Oakland University, Rochester MI

Investigators

Abstract

This project investigates how to ensure that self-adaptive cyber-physical systems (SA-CPS) function correctly as they execute. An SA-CPS can reconfigure itself, at run time, to mitigate unforeseen circumstances, where an example SA-CPS is an autonomous vehicle that reacts to unexpected road conditions by automatically adjusting its driving strategy to avoid an icy patch. Therefore, the system must be tested to ensure that it operates correctly following a reconfiguration. This project will provide techniques for ensuring that verification and validation strategies for an SA-CPS have been derived correctly and that any future adaptations are correct with respect to its original requirements. This research will enhance assurance for SA-CPSs by providing test oracles (i.e., software that determines if a test passes or fails) that adapt alongside an executing system; verifying and validating adaptive test oracles at design time and run time; and providing traceability between adaptive oracles and software requirements. Together, these three points will ensure that both test cases and oracles can effectively validate a running system throughout its lifetime. This work will be demonstrated on real hardware to show that together, software verification and validation can enhance system assurance as well as public perception and trust in SA-CPSs.
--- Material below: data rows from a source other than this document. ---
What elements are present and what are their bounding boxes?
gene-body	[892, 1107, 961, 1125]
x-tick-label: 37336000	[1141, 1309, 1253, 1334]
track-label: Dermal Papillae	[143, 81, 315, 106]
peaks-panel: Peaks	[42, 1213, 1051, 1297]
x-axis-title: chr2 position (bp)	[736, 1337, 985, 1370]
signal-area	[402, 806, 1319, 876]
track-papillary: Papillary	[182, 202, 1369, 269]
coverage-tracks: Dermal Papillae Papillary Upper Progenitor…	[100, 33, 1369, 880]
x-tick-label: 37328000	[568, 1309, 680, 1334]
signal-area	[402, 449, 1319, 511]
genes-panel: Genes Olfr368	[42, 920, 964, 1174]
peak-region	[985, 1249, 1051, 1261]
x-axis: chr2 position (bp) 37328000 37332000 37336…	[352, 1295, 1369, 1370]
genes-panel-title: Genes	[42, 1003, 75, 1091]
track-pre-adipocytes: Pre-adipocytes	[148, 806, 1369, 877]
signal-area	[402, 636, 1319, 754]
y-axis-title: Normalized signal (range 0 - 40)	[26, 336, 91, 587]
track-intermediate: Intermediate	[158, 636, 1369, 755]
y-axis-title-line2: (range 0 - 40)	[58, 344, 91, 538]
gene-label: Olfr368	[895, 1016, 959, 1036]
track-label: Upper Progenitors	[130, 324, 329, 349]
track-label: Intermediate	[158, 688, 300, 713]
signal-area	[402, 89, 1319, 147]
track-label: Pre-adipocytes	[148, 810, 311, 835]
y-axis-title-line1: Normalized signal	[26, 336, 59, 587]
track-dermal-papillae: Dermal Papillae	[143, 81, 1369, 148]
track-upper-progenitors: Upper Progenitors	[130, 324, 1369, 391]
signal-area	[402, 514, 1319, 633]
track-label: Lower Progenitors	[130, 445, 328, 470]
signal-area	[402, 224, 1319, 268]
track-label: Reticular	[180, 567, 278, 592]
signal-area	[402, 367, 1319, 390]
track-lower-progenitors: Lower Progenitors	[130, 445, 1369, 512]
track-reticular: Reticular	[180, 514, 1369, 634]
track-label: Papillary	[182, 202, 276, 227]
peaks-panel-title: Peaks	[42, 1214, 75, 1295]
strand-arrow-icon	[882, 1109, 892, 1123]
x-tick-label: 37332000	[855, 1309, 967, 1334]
This project will ensure that software test oracles are verified and validated to ensure that any software validation activities are being correctly performed on SA-CPS. The knowledge gained from this project will be published in highly-regarded conferences/journals and all artifacts and results released to GitHub and NSF's CPS Virtual Organization (CPS-VO). Information will also be shared publicly through a series of blog posts intended to educate the public on CPSs. This project will also train graduate students, results will be presented in a graduate class on CPS, and distilled into summer camps to introduce K-12 students to embedded programming.